Rubrik, an Indian-run startup that also operates out of the Bay Area in the uS, has raised $292 million in three years of its existence because its technology can replicate data copies across multiple clouds and be presented to CIOs for quick decision-making.

“The problem is that CIOs have still not understood the business outcomes of the future and why data needs to be copied across clouds,” says Bipul Sinha, Co-founder of Rubrik.

So, the data generated by a car will be crunched by automobile companies. Indian analytics companies can provide automated solutions to the collaborative world around this data – say a retailer, or even a city.

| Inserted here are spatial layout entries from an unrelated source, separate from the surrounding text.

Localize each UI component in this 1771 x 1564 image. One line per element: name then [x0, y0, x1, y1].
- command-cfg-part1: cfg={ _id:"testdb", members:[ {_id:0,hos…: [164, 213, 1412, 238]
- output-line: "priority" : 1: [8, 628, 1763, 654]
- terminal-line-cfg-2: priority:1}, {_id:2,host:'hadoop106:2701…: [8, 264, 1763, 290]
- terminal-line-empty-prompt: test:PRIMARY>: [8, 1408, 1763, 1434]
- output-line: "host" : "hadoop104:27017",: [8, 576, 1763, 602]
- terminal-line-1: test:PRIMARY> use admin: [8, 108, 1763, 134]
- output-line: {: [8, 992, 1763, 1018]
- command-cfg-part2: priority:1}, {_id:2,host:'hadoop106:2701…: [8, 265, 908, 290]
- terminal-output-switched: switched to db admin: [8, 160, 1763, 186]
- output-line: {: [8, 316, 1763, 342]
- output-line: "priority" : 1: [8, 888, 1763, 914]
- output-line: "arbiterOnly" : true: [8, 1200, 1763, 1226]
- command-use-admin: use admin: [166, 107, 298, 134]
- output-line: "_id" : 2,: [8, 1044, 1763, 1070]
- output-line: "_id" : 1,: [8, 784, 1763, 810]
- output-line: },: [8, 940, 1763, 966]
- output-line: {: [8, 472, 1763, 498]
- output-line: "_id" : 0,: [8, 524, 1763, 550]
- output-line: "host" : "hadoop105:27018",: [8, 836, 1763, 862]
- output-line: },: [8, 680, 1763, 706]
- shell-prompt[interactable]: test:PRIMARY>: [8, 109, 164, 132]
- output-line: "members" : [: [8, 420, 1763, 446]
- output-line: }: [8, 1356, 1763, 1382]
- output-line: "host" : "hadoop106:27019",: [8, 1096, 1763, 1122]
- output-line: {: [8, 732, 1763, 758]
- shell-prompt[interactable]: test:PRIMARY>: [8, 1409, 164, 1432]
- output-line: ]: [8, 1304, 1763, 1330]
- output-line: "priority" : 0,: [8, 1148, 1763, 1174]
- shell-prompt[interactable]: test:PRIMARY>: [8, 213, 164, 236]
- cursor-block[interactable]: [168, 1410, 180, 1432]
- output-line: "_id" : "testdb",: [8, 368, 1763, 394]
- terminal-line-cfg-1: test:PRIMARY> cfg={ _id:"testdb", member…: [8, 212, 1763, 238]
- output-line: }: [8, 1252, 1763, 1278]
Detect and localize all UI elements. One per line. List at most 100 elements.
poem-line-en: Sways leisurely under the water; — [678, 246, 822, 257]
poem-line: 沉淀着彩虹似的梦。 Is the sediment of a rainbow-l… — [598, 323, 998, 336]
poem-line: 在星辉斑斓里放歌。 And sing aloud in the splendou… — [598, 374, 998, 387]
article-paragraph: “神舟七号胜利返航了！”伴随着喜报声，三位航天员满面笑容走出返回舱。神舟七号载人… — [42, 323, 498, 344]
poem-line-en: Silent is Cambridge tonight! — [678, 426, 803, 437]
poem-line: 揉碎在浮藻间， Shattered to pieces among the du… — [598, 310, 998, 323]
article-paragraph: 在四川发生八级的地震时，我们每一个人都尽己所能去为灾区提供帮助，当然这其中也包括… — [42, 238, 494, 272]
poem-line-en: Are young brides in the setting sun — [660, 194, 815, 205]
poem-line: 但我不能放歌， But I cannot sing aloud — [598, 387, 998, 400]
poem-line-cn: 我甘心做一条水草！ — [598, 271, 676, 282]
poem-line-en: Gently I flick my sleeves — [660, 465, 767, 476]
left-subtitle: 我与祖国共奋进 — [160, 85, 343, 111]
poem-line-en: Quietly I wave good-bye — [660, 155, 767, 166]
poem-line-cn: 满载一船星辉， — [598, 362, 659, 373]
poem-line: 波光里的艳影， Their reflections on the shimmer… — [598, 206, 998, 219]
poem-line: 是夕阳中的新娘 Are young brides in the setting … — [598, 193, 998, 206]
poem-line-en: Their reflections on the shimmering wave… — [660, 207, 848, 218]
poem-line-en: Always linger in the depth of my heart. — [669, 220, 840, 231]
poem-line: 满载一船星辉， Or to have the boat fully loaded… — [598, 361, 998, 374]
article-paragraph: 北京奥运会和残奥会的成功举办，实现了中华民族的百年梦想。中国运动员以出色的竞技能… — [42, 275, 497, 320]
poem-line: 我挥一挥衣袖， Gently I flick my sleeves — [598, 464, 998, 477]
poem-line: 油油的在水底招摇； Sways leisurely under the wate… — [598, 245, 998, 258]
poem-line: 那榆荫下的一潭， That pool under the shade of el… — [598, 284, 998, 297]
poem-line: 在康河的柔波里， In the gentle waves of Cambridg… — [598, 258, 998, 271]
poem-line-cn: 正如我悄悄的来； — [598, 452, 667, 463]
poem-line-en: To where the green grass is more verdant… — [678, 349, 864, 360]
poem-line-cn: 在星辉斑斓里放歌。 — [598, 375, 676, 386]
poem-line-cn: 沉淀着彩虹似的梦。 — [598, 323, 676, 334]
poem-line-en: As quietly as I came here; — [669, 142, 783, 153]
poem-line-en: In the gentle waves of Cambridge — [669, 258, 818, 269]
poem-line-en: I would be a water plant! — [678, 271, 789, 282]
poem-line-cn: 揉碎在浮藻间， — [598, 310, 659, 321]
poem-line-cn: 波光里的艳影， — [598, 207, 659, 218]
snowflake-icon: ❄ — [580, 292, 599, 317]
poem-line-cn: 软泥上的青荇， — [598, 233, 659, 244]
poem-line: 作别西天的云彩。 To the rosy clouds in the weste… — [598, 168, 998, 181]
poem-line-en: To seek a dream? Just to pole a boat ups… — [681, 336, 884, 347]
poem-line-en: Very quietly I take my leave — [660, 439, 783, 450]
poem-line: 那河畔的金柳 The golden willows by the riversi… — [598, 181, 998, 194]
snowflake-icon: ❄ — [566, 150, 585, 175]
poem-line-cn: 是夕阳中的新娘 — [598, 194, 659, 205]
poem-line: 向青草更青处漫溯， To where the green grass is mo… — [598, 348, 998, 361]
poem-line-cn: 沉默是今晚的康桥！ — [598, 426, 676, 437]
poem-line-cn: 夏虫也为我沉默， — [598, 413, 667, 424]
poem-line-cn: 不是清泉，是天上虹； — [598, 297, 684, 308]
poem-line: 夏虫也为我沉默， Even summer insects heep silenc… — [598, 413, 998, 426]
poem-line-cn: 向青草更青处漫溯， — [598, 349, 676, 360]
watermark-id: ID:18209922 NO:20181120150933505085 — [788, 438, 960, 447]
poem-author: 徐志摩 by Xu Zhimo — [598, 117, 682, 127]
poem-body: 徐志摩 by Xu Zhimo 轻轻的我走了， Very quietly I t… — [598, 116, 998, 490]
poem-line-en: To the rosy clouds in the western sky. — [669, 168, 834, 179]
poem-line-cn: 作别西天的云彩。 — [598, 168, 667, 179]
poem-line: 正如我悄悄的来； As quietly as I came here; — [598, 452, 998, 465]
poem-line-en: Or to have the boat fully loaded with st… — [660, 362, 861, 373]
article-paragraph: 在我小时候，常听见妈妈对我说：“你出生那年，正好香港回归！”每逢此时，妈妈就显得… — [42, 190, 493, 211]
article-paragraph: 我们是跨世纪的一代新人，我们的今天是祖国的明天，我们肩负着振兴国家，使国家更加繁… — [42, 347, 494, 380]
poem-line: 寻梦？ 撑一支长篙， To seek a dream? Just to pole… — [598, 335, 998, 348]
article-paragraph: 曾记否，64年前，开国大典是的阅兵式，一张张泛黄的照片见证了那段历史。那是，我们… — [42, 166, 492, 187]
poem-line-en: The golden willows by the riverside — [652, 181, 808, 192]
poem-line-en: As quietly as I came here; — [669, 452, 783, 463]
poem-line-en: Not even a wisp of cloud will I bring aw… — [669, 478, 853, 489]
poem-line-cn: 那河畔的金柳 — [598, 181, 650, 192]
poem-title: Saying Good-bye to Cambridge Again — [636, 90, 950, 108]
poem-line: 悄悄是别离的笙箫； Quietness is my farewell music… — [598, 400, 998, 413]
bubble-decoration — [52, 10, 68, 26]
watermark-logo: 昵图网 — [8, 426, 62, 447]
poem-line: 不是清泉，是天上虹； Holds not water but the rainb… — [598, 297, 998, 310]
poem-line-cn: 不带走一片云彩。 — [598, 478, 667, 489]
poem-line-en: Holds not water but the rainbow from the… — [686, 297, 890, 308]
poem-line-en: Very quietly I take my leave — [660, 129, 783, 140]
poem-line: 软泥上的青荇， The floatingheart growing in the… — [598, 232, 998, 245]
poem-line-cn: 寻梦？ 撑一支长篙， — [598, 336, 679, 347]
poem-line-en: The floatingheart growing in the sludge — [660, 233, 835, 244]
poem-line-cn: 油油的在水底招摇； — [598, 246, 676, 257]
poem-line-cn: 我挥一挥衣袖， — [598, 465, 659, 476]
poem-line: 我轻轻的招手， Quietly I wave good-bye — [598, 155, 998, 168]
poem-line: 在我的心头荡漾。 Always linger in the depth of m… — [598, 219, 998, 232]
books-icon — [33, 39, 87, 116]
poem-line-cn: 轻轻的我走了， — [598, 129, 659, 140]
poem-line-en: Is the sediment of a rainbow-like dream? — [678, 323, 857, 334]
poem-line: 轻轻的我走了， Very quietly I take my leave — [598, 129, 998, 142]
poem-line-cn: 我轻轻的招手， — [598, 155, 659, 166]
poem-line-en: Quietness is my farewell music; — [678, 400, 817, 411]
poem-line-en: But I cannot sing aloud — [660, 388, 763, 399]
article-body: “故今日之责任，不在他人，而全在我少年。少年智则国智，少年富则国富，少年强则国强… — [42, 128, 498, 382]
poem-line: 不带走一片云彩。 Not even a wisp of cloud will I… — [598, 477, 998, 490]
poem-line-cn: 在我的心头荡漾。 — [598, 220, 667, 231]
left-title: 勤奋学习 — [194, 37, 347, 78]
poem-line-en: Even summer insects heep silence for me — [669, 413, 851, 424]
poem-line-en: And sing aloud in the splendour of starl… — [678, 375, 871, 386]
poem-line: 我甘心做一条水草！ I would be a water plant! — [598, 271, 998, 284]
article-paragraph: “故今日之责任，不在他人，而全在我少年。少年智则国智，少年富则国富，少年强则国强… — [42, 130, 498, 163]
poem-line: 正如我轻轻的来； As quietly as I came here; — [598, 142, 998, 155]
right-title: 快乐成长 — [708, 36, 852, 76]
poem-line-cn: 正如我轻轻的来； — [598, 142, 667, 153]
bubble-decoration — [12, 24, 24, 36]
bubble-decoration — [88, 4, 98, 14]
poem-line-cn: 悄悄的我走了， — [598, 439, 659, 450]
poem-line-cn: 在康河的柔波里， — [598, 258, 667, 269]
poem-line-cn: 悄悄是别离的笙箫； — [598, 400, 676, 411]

This form of statistical modelling will require new skills and already edtech companies like Simplilearn, Jigsaw Academy, Vedantu and Edureka are paving the way for reskilling Indian IT employees to be ready for this new world.

This scenario is not in the distant future – it is happening today and happening fast. Whether policy and education can catch up because they have lagged technology by at least half a decade or more is one the question that remains to be answered.

This collaborative business system could well be perfected by 2030, but by then countries like India need to reinvent themselves to make life inclusive and not create a deep divide in its society. But there is no doubt that AI is the future and we should not put a stop to its growth.